California Migrant Camps

Besides, The Grapes of Wrath had been praised by the left as a triumph of proletarian writing, nominated by critics and reviewers as "The Great American Novel," given historical vindication by:

Senator Robert M. La Follette's inquiries into California tyrannical farm labor conditions, and validated by Carey McWilliams, whose own great work, Factories in the Field, is the renowned sociological coun¬terpart to Steinbeck’s novel. The Grapes of Wrath was defended on sev¬eral occasions by President and Eleanor Roosevelt for its power, integrity, and accuracy. For instance, after inspecting California migrant camps in 1940, Mrs. Roosevelt said, “I have never thought The Grapes of Wrath was exaggerated.” (Steinbeck responded gratefully: “I have been called a liar so constantly that... I wonder whether I may not have dreamed the things I saw and heard.”).(Demott xl)
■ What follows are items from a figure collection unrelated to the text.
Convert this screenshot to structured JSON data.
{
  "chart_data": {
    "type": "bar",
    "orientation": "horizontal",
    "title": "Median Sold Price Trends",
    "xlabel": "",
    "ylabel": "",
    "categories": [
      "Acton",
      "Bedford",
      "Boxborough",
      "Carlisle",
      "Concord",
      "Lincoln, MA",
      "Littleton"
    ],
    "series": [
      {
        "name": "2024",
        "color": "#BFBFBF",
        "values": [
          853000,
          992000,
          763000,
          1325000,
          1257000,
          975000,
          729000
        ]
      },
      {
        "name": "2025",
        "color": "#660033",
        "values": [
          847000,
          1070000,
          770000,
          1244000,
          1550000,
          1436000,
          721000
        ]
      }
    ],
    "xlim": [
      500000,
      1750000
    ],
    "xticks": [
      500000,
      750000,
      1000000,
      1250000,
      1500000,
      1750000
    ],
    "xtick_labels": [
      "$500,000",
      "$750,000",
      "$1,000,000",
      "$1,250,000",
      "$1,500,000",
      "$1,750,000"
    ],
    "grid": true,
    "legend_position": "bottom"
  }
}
Thus, it is no exaggeration to say that The Grapes of Wrath is one of the few American novels that have attracted such passionate attacks and equally passionate defenses. The Grapes of Wrath proves itself to be far from being a mere propaganda. This is because it is much more profound than even its contemporary partisans realize, as it becomes one of the few modern novels to achieve true epic proportions. In this regard, Robert Demott declares, "If a literary classic can be defined as a book that speaks directly to readers’ concerns in successive historical and cultural eras, no matter what their critical approaches, methods, or preoccupations are, then surely The Grapes of Wrath is such a work" (xi).

Concerning the novel's form, John Steinbeck told the literary critic Harry T. Moore that "he was improvising his own "new method" of fictional technique: one that combined a suitably elastic form and elevated style to express the far-reaching tragedy of the migrant drama" (Demott xvi). The Grapes of Wrath is in thirty chapters, fourteen of which carry the Joad story.As for the other sixteen chapters (called inter-chapters), they are either expository essays or sketches of typical situations in the great migration. The interchapters are lyrical chapters of exposition and background pertinent to the migrants as a group because they present the economic, social and historical background of all the migrants. These interchapters are alternating with the long narrative chapters of the Joad family's exodus to California. On these interchapters, Robert Demott argues that:

Steinbeck structured his novel by juxtaposition. His “particular” chapters are the slow-paced and lengthy narrative episodes that embody traditional characterization and advance the dramatic plot, while his jazzy, rapid-fire “interchapters” work at another level of cognition by expressing an atemporal, universal, synop¬tic view of the migrant condition …. The novel demonstrates how form itself is a kind of magic lantern, a shifting lens for magnifying and viewing multiple perspectives of reality.(xvi)

As for the interchapters, Joseph Fontenrose points out that some of them are masterpieces in themselves. He also notices that Steinbeck uses a variety of prose styles in them. Fontenrose expounds this notion in the following lines:

In these short sketches, he [Steinbeck] could experiment, endeavoring in each to evoke both a vivid picture of something that happened and a feeling tone. He employs paratactic Biblical language, go-getter talk, conversational narrative in Okie speech, the soundtrack of documentary films. Some interchapters are literally poetic … if we convert the ostensibly prose sentences into an arrangement of phrases; we get irregularly rhythmic verses that recall the Psalms.(70)

In this regard, John Timmerman argues that the use of interchapters is a technique that functions in several ways. First of all, the interchapters "provide aesthetic richness by symbolic analogies that frame or support the narrative plot" (107). Timmerman states that the land turtle – which Tom Joad catches at the beginning of the novel – is perhaps the most notable example of the symbolic analogies which he refers to. The turtle carries its house on its back as the migrants carry their households on the backs of ancient vehicles. The "horny peak" and the "fierce, humorous eyes" of the turtle resemble both the grim determination and the quick capacity for joy in the migrants. Furthermore, the turtle's instinctive sense of direction toward the southwest resembles the dogged determination of the migrants to reach California despite the many obstacles in their way. Finally, the turtle's awkward gait, as it "jerked itself along", resembles the overloaded and lurching trucks of the migrants (107).